The eurozone will not return to growth until 2014, the European Commission said yesterday, reversing its prediction for an end to recession this year and blaming a lack of bank lending and record joblessness for delaying the recovery.

The 17-nation bloc’s economy, which generates nearly a fifth of global output, will shrink 0.3 per cent in 2013, the Commission said, meaning the eurozone will remain in its second recession since 2009 for a year longer than originally foreseen.

The Commission, the EU executive, late last year forecast 0.1 per cent growth in the eurozone’s economy for 2012, but now says tight lending conditions for companies and households, job cuts and frozen investment have delayed an expected recovery.

The Commission sees the eurozone economy growing 1.4 per cent in 2014, with a figure of -0.6 per cent for 2012.

“The improved financial market situation contrasts with the absence of credit growth and the weakness of the near-term outlook for economic activity,” said Marco Buti, the commission’s director-general for economic and monetary affairs. “The labour market... is a serious concern,” he said, in a preamble to the Commission’s latest forecasts.

The European Central Bank’s promise last year to do what it takes to defend its common currency has removed the risk of a break-up of the eurozone, and member countries’ borrowing costs have come down from unsustainable levels.

But the damage from the 2008/2009 global financial crisis and the ensuing eurozone debt crisis has been greater than expected on the real economy, with global demand for eurozone exports one of the few saviours in terms of generating growth.
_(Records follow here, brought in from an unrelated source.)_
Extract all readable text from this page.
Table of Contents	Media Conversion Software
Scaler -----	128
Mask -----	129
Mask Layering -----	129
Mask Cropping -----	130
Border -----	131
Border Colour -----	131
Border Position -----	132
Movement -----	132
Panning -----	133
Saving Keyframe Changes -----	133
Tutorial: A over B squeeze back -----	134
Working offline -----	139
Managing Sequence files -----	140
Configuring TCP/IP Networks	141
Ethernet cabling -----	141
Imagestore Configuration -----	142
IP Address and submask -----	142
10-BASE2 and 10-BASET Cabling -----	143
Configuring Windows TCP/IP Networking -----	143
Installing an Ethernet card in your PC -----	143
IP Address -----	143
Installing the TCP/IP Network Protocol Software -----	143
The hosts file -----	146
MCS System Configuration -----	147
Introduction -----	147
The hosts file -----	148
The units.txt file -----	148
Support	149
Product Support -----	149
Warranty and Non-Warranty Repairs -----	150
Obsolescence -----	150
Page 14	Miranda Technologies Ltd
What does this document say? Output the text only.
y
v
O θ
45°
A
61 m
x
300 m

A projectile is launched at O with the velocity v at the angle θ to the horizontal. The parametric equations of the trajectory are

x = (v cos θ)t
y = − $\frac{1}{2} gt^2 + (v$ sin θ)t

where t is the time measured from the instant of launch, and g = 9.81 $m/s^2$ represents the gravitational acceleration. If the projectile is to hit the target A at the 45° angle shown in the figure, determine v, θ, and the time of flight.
Joblessness in the eurozone is set to peak at 12.2 per cent, or more than 19 million people, in 2013, the Commission said, and both private and public consumption will not make any contribution to improving output, instead dragging on the economy.
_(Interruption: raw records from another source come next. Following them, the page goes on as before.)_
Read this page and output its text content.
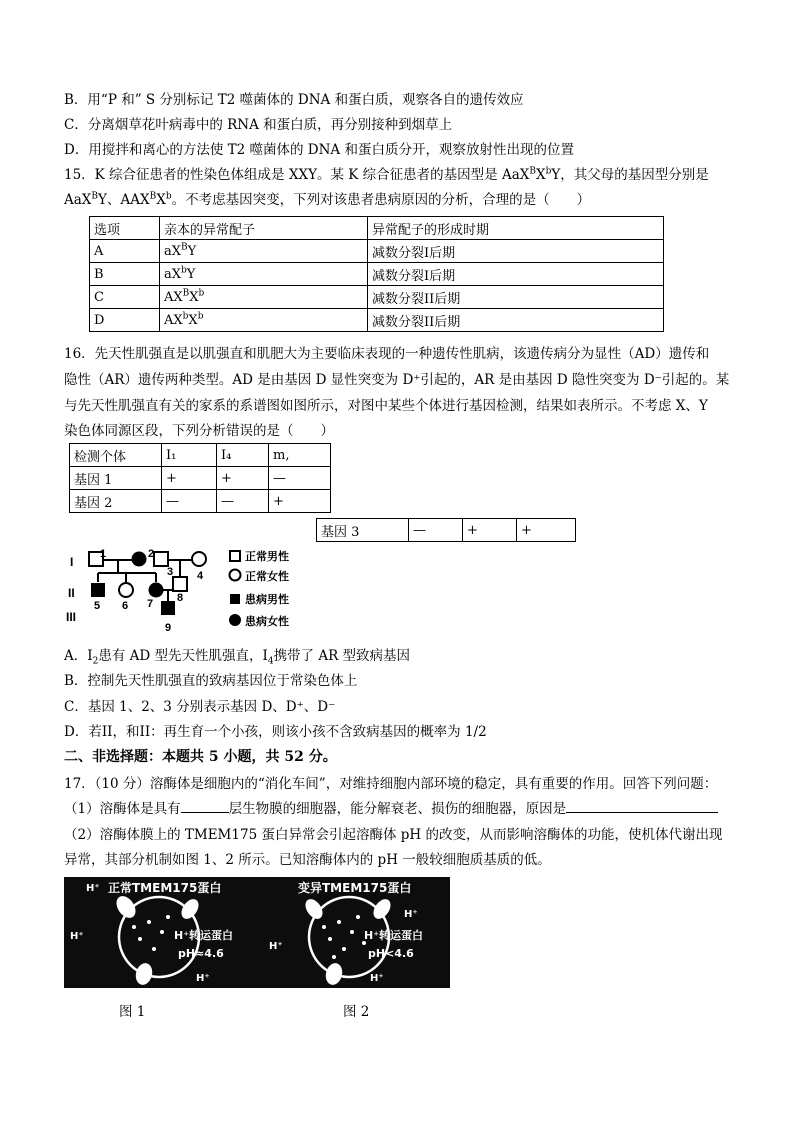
B．用“P 和” S 分别标记 T2 噬菌体的 DNA 和蛋白质，观察各自的遗传效应
C．分离烟草花叶病毒中的 RNA 和蛋白质，再分别接种到烟草上
D．用搅拌和离心的方法使 T2 噬菌体的 DNA 和蛋白质分开，观察放射性出现的位置
15．K 综合征患者的性染色体组成是 XXY。某 K 综合征患者的基因型是 $AaX^BX^bY$，其父母的基因型分别是
AaX$^B$Y、$AAX^BX^b$。不考虑基因突变，下列对该患者患病原因的分析，合理的是（　　）
选项	亲本的异常配子	异常配子的形成时期
A	$aX^BY$	减数分裂I后期
B	$aX^bY$	减数分裂I后期
C	$AX^BX^b$	减数分裂II后期
D	$AX^bX^b$	减数分裂II后期
16．先天性肌强直是以肌强直和肌肥大为主要临床表现的一种遗传性肌病，该遗传病分为显性（AD）遗传和
隐性（AR）遗传两种类型。AD 是由基因 D 显性突变为 D⁺引起的，AR 是由基因 D 隐性突变为 D⁻引起的。某
与先天性肌强直有关的家系的系谱图如图所示，对图中某些个体进行基因检测，结果如表所示。不考虑 X、Y
染色体同源区段，下列分析错误的是（　　）
检测个体	I₁	I₄	m,
基因 1	+	+	—
基因 2	—	—	+
基因 3	—	+	+
I
II
III
1	2
3 4
5 6 7 8
9
正常男性
正常女性
患病男性
患病女性
A．$I_2$患有 AD 型先天性肌强直，$I_4$携带了 AR 型致病基因
B．控制先天性肌强直的致病基因位于常染色体上
C．基因 1、2、3 分别表示基因 D、D⁺、D⁻
D．若II，和II：再生育一个小孩，则该小孩不含致病基因的概率为 1/2
二、非选择题：本题共 5 小题，共 52 分。
17．（10 分）溶酶体是细胞内的“消化车间”，对维持细胞内部环境的稳定，具有重要的作用。回答下列问题：
（1）溶酶体是具有	层生物膜的细胞器，能分解衰老、损伤的细胞器，原因是
（2）溶酶体膜上的 TMEM175 蛋白异常会引起溶酶体 pH 的改变，从而影响溶酶体的功能，使机体代谢出现
异常，其部分机制如图 1、2 所示。已知溶酶体内的 pH 一般较细胞质基质的低。
正常TMEM175蛋白
H⁺
H⁺	H⁺转运蛋白
pH≈4.6
H⁺
变异TMEM175蛋白
H⁺
H⁺
H⁺转运蛋白
pH<4.6
H⁺
图 1	图 2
The outlook raises the prospect of further interest rate cuts by the ECB to jump-start the economy by reducing the cost of lending for companies and families, although with banks reluctant to lend, any impact may be muted.
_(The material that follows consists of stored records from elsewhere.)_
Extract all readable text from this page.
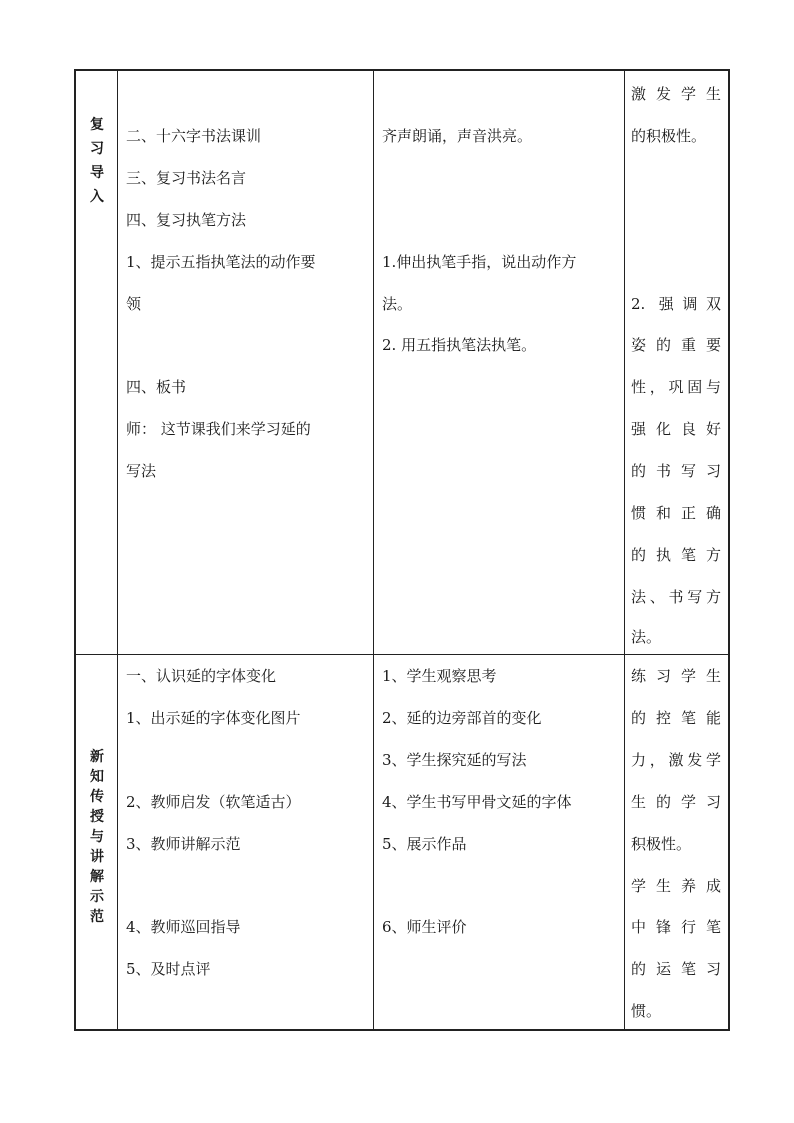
复
习
导
入
二、十六字书法课训
三、复习书法名言
四、复习执笔方法
1、提示五指执笔法的动作要
领
四、板书
师： 这节课我们来学习延的
写法
齐声朗诵，声音洪亮。
1.伸出执笔手指，说出动作方
法。
2. 用五指执笔法执笔。
激发学生
的积极性。
2. 强调双
姿的重要
性，巩固与
强化良好
的书写习
惯和正确
的执笔方
法、书写方
法。
新
知
传
授
与
讲
解
示
范
一、认识延的字体变化
1、出示延的字体变化图片
2、教师启发（软笔适古）
3、教师讲解示范
4、教师巡回指导
5、及时点评
1、学生观察思考
2、延的边旁部首的变化
3、学生探究延的写法
4、学生书写甲骨文延的字体
5、展示作品
6、师生评价
练习学生
的控笔能
力，激发学
生的学习
积极性。
学生养成
中锋行笔
的运笔习
惯。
Consumer inflation is forecast by the Commission to be 1.8 per cent for this year, and with such pressures contained the ECB may feel more comfortable cutting rates to below the current 0.75 per cent level.

“A cut in the main refinancing rate is not the most powerful measure the ECB could implement, but it is a step in the right direction,” investment bank JP Morgan wrote in a note this week. The Commission’s overall view is a touch more pessimistic than that of the International Monetary Fund, which sees a 0.2 per cent eurozone contraction this year.